JOIN

NAME
SYNOPSIS
DESCRIPTION

NAME

join - join lines of two files on a common field

SYNOPSIS

join [-a 1|2] [-v 1|2] [-e empty-string] [-o field-list...] [-t char] [-j[1|2] field] [-1 field] [-2 field] file1 file2
join
{--help,--version}

DESCRIPTION

This documentation is no longer being maintained and may be inaccurate or incomplete. The Texinfo documentation is now the authoritative source.

This manual page documents the GNU version of join. join prints to the standard output a line for each pair of input lines, one each from file1 and file2, that have identical join fields. Either filename (but not both) can be ’-’, meaning the standard input. file1 and file2 should be already sorted in increasing order (not numerically) on the join fields; unless the -t option is given, they should be sorted ignoring blanks at the start of the line, as sort does when given the -b option.

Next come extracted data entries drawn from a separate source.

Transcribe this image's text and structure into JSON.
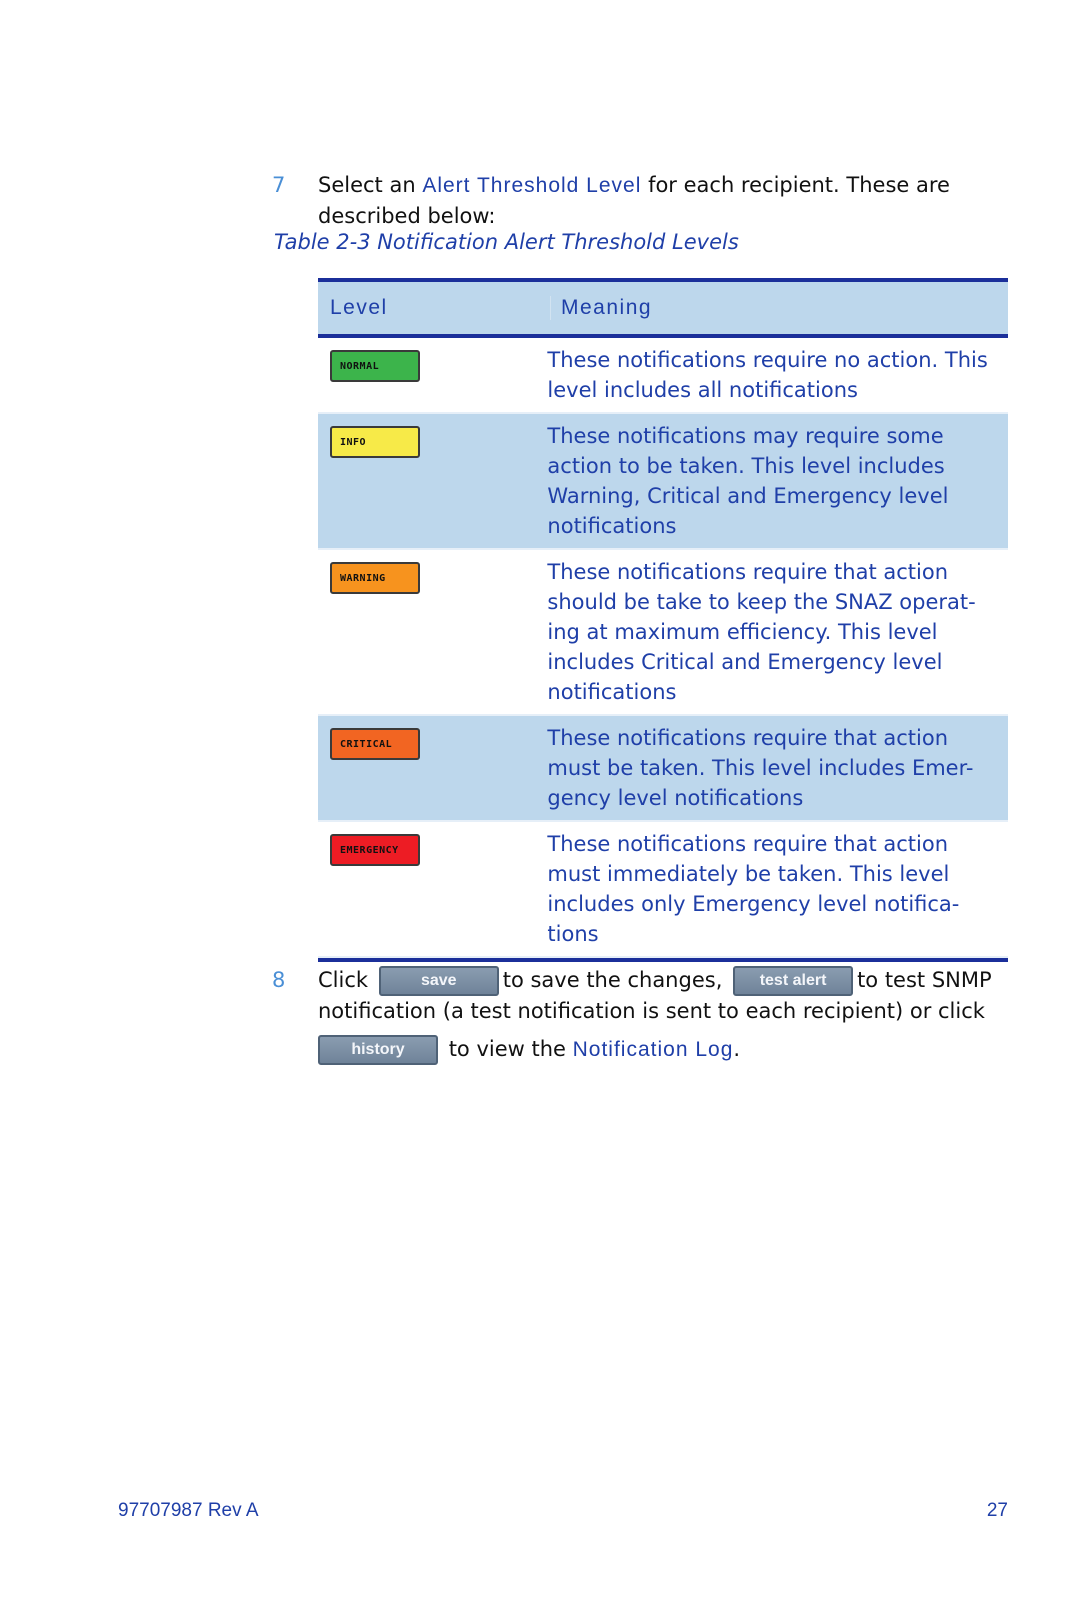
{
  "step7": {
    "number": "7",
    "text_before": "Select an ",
    "term": "Alert Threshold Level",
    "text_after": " for each recipient. These are described below:"
  },
  "caption": "Table 2-3 Notification Alert Threshold Levels",
  "table": {
    "headers": {
      "level": "Level",
      "meaning": "Meaning"
    },
    "rows": [
      {
        "badge": "NORMAL",
        "color": "#3cb44b",
        "meaning": "These notifications require no action. This level includes all notifications"
      },
      {
        "badge": "INFO",
        "color": "#f7ea48",
        "meaning": "These notifications may require some action to be taken. This level includes Warning, Critical and Emergency level notifications"
      },
      {
        "badge": "WARNING",
        "color": "#f7931e",
        "meaning": "These notifications require that action should be take to keep the SNAZ operat-ing at maximum efficiency. This level includes Critical and Emergency level notifications"
      },
      {
        "badge": "CRITICAL",
        "color": "#f26522",
        "meaning": "These notifications require that action must be taken. This level includes Emer-gency level notifications"
      },
      {
        "badge": "EMERGENCY",
        "color": "#ed1c24",
        "meaning": "These notifications require that action must immediately be taken. This level includes only Emergency level notifica-tions"
      }
    ]
  },
  "step8": {
    "number": "8",
    "click": "Click",
    "save_label": "save",
    "after_save": "to save the changes,",
    "test_label": "test alert",
    "after_test": "to test SNMP notification (a test notification is sent to each recipient) or click",
    "history_label": "history",
    "after_history": "to view the ",
    "term": "Notification Log",
    "period": "."
  },
  "footer": {
    "doc_id": "97707987 Rev A",
    "page": "27"
  }
}
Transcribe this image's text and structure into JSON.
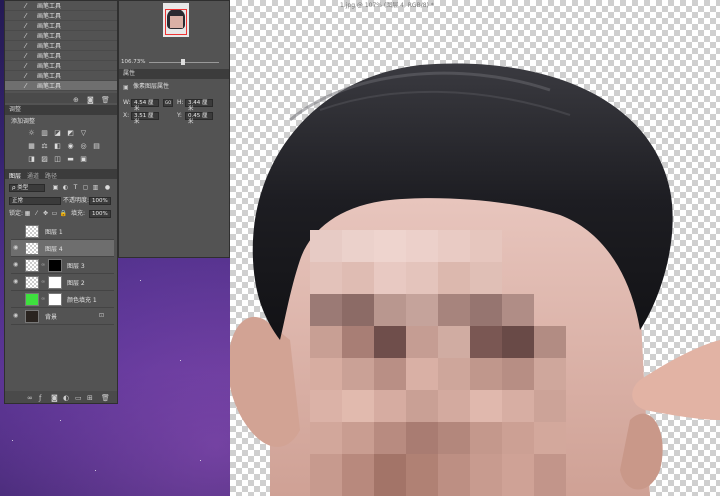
{
  "canvas": {
    "doc_title": "1.jpg @ 107% (图层 4, RGB/8) *"
  },
  "history": {
    "items": [
      {
        "label": "画笔工具"
      },
      {
        "label": "画笔工具"
      },
      {
        "label": "画笔工具"
      },
      {
        "label": "画笔工具"
      },
      {
        "label": "画笔工具"
      },
      {
        "label": "画笔工具"
      },
      {
        "label": "画笔工具"
      },
      {
        "label": "画笔工具"
      },
      {
        "label": "画笔工具"
      }
    ]
  },
  "navigator": {
    "zoom": "106.73%"
  },
  "properties": {
    "tab": "属性",
    "title": "像素图层属性",
    "w_label": "W:",
    "w_value": "4.54 厘米",
    "go_label": "GO",
    "h_label": "H:",
    "h_value": "3.44 厘米",
    "x_label": "X:",
    "x_value": "3.51 厘米",
    "y_label": "Y:",
    "y_value": "0.45 厘米"
  },
  "adjustments": {
    "tab": "调整",
    "add_label": "添加调整"
  },
  "layers_panel": {
    "tabs": [
      "图层",
      "通道",
      "路径"
    ],
    "filter_label": "ρ 类型",
    "blend_mode": "正常",
    "opacity_label": "不透明度:",
    "opacity_value": "100%",
    "lock_label": "锁定:",
    "fill_label": "填充:",
    "fill_value": "100%",
    "layers": [
      {
        "name": "图层 1"
      },
      {
        "name": "图层 4"
      },
      {
        "name": "图层 3"
      },
      {
        "name": "图层 2"
      },
      {
        "name": "颜色填充 1"
      },
      {
        "name": "背景"
      }
    ]
  }
}
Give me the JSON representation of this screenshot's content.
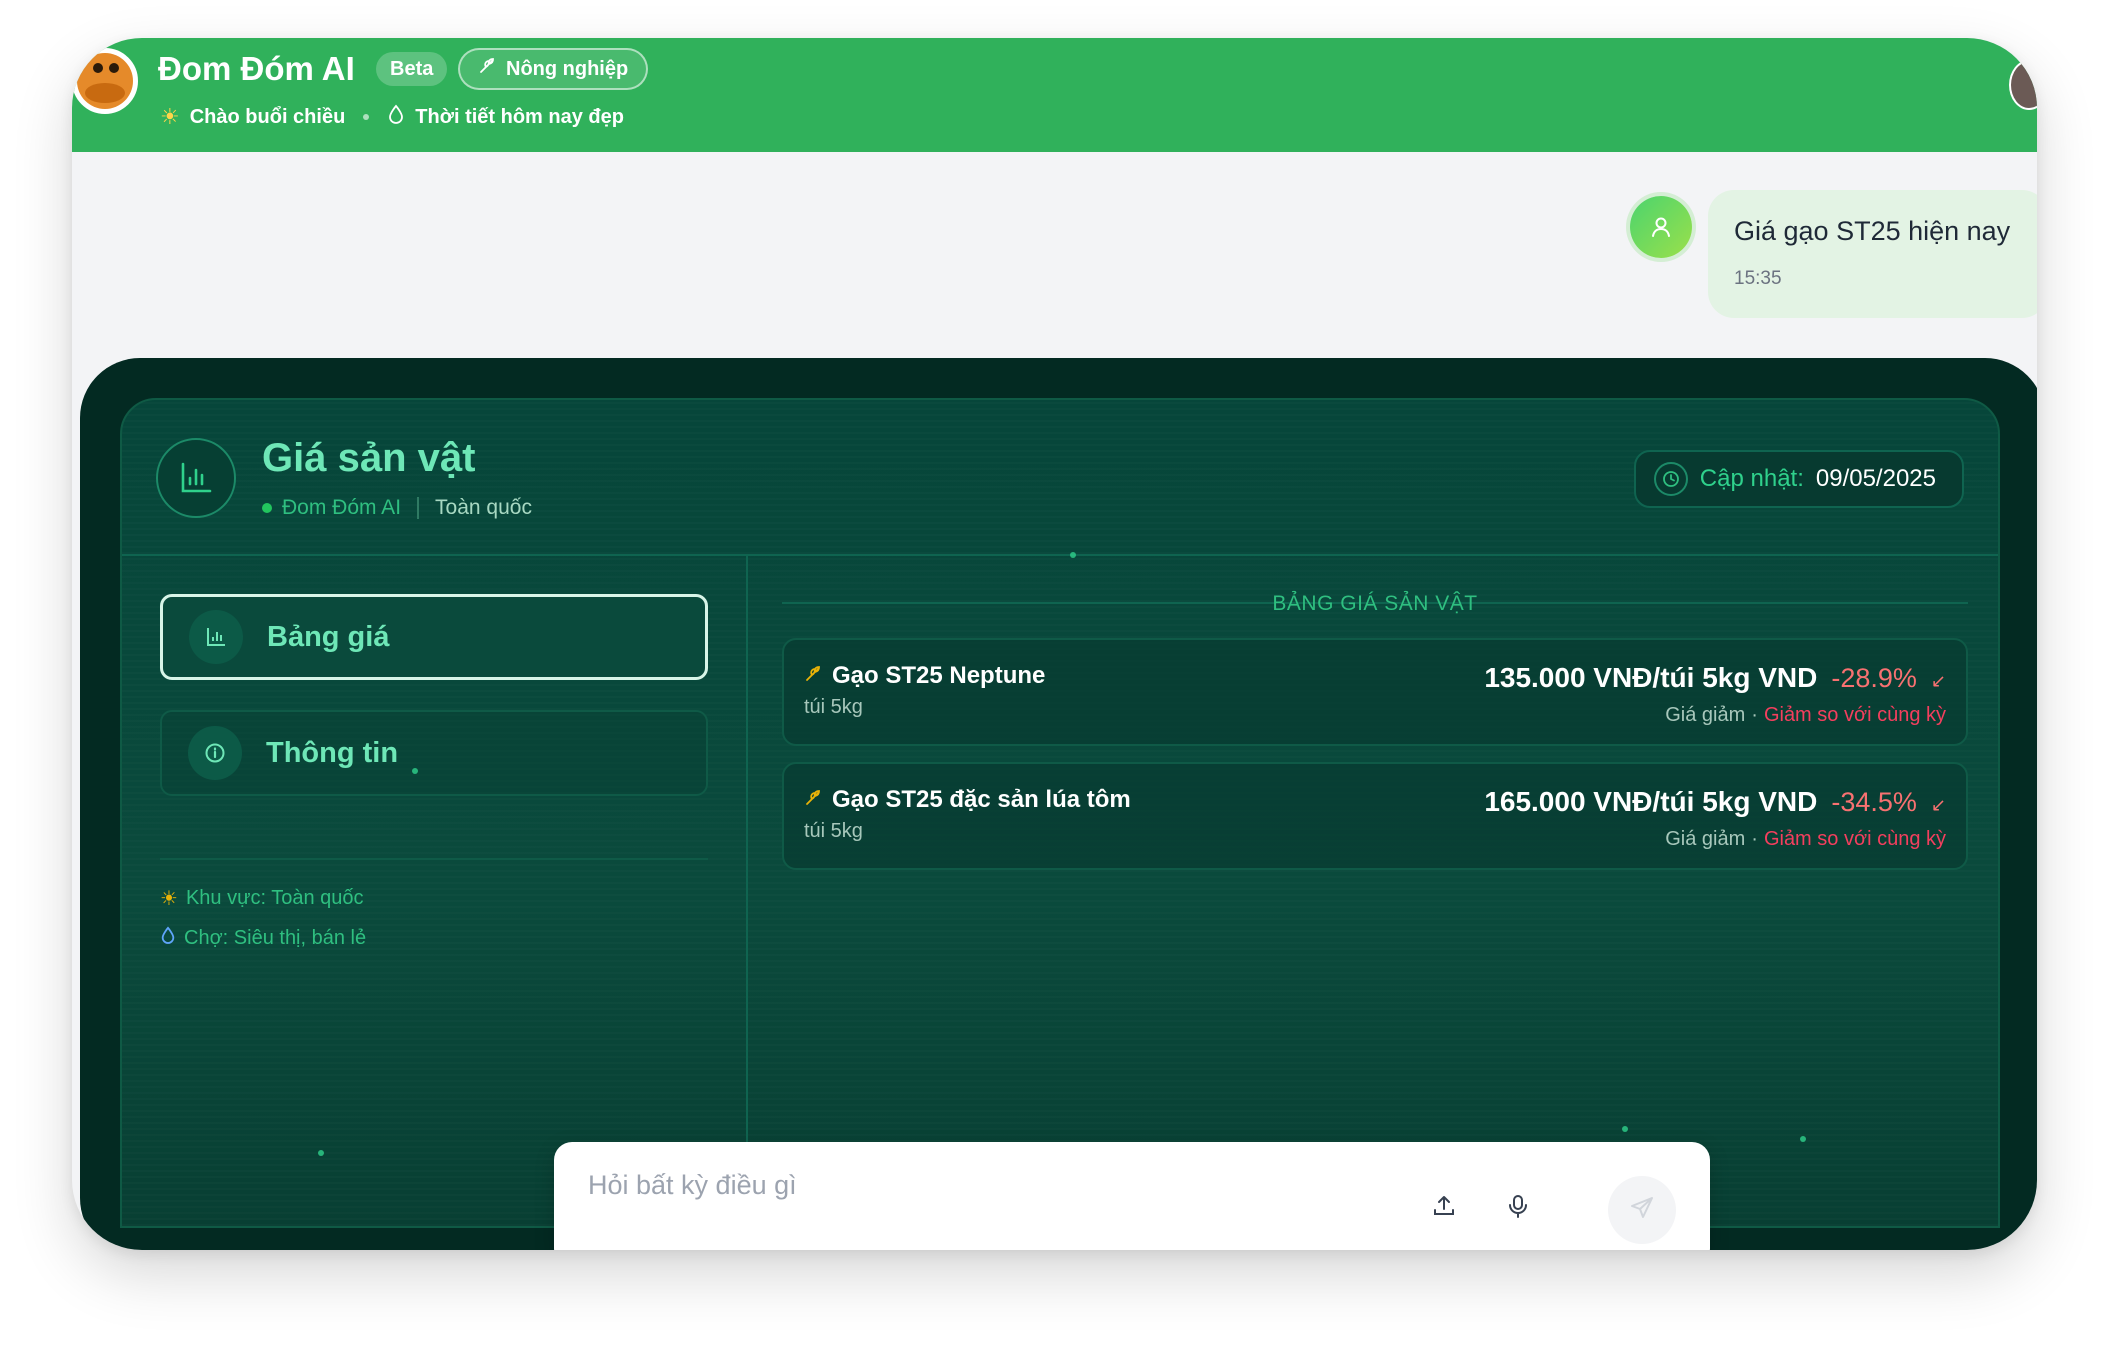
{
  "header": {
    "app_title": "Đom Đóm AI",
    "beta": "Beta",
    "category": "Nông nghiệp",
    "greeting": "Chào buổi chiều",
    "weather": "Thời tiết hôm nay đẹp",
    "accent_color": "#30b15b"
  },
  "chat": {
    "user_message": "Giá gạo ST25 hiện nay",
    "time": "15:35"
  },
  "panel": {
    "title": "Giá sản vật",
    "brand": "Đom Đóm AI",
    "region": "Toàn quốc",
    "update_label": "Cập nhật:",
    "update_date": "09/05/2025"
  },
  "nav": {
    "items": [
      {
        "label": "Bảng giá",
        "icon": "bar-chart-icon",
        "active": true
      },
      {
        "label": "Thông tin",
        "icon": "info-icon",
        "active": false
      }
    ],
    "meta": {
      "area": "Khu vực: Toàn quốc",
      "market": "Chợ: Siêu thị, bán lẻ"
    }
  },
  "table": {
    "heading": "BẢNG GIÁ SẢN VẬT",
    "rows": [
      {
        "name": "Gạo ST25 Neptune",
        "unit": "túi 5kg",
        "price": "135.000 VNĐ/túi 5kg VND",
        "change": "-28.9%",
        "trend": "Giá giảm",
        "trend_note": "Giảm so với cùng kỳ"
      },
      {
        "name": "Gạo ST25 đặc sản lúa tôm",
        "unit": "túi 5kg",
        "price": "165.000 VNĐ/túi 5kg VND",
        "change": "-34.5%",
        "trend": "Giá giảm",
        "trend_note": "Giảm so với cùng kỳ"
      }
    ]
  },
  "input": {
    "placeholder": "Hỏi bất kỳ điều gì"
  }
}
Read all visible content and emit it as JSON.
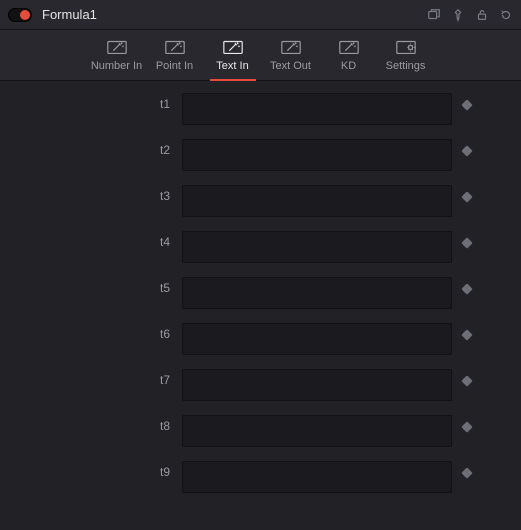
{
  "header": {
    "title": "Formula1"
  },
  "tabs": [
    {
      "id": "number-in",
      "label": "Number In",
      "icon": "wand"
    },
    {
      "id": "point-in",
      "label": "Point In",
      "icon": "wand"
    },
    {
      "id": "text-in",
      "label": "Text In",
      "icon": "wand",
      "active": true
    },
    {
      "id": "text-out",
      "label": "Text Out",
      "icon": "wand"
    },
    {
      "id": "kd",
      "label": "KD",
      "icon": "wand"
    },
    {
      "id": "settings",
      "label": "Settings",
      "icon": "gear"
    }
  ],
  "fields": [
    {
      "label": "t1",
      "value": ""
    },
    {
      "label": "t2",
      "value": ""
    },
    {
      "label": "t3",
      "value": ""
    },
    {
      "label": "t4",
      "value": ""
    },
    {
      "label": "t5",
      "value": ""
    },
    {
      "label": "t6",
      "value": ""
    },
    {
      "label": "t7",
      "value": ""
    },
    {
      "label": "t8",
      "value": ""
    },
    {
      "label": "t9",
      "value": ""
    }
  ]
}
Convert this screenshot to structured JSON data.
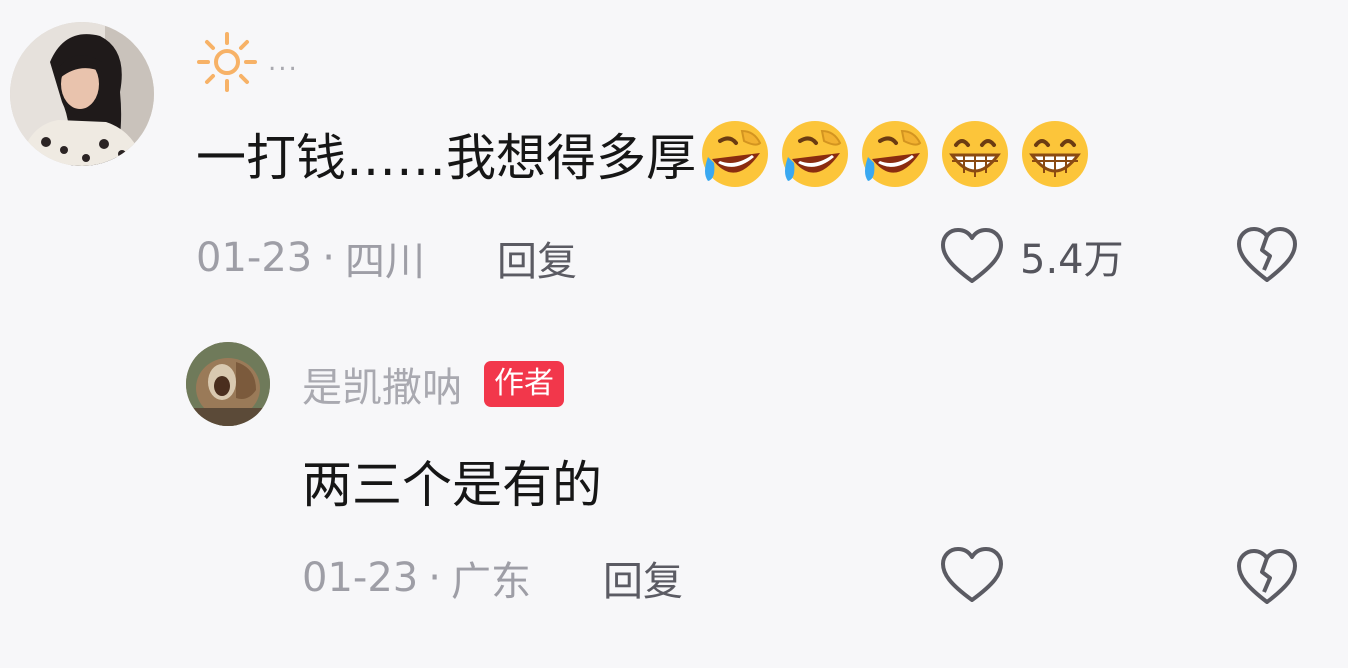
{
  "comment": {
    "username": "...",
    "text": "一打钱……我想得多厚",
    "emojis": [
      "rofl-emoji",
      "rofl-emoji",
      "rofl-emoji",
      "grin-emoji",
      "grin-emoji"
    ],
    "date": "01-23",
    "separator": "·",
    "location": "四川",
    "reply_label": "回复",
    "like_count": "5.4万"
  },
  "reply": {
    "username": "是凯撒呐",
    "badge": "作者",
    "text": "两三个是有的",
    "date": "01-23",
    "separator": "·",
    "location": "广东",
    "reply_label": "回复"
  },
  "icons": {
    "username_prefix": "sun-icon",
    "like": "heart-outline-icon",
    "dislike": "broken-heart-icon"
  },
  "colors": {
    "background": "#f7f7f9",
    "badge": "#f2374b",
    "muted_text": "#9e9ea6",
    "emoji_yellow": "#fcc53a"
  }
}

The defaults are: the join field is the first field in each line; fields in the input are separated by one or more blanks, with leading blanks on the line ignored; fields in the output are separated by a space; each output line consists of the join field, the remaining fields from file1, then the remaining fields from file2.

OPTIONS
-a file-number

Print a line for each unpairable line in file file-number (either 1 or 2), in addition to the normal output.

-e string

Replace empty output fields (those that are missing in the input) with string.

-1, -j1 field

Join on field field (a positive integer) of file 1.

-2, -j2 field

Join on field field (a positive integer) of file 2.

-j field

Equivalent to -1 field -2 field.

-o field-list...

Construct each output line according to the format in field-list. Each element in field-list consists of a file number (either 1 or 2), a period, and a field number (a positive integer). The elements in the list are separated by commas or blanks. Multiple field-list arguments can be given after a single -o option; the values of all lists given with -o are concatenated together.

-t char

Use character char as the input and output field separator.

-v file-number

Print a line for each unpairable line in file file-number (either 1 or 2), instead of the normal output.

In addition, when GNU join is invoked with exactly one argument, the following options are recognized:

--help

Print a usage message on standard output and exit successfully.

--version

Print version information on standard output then exit successfully.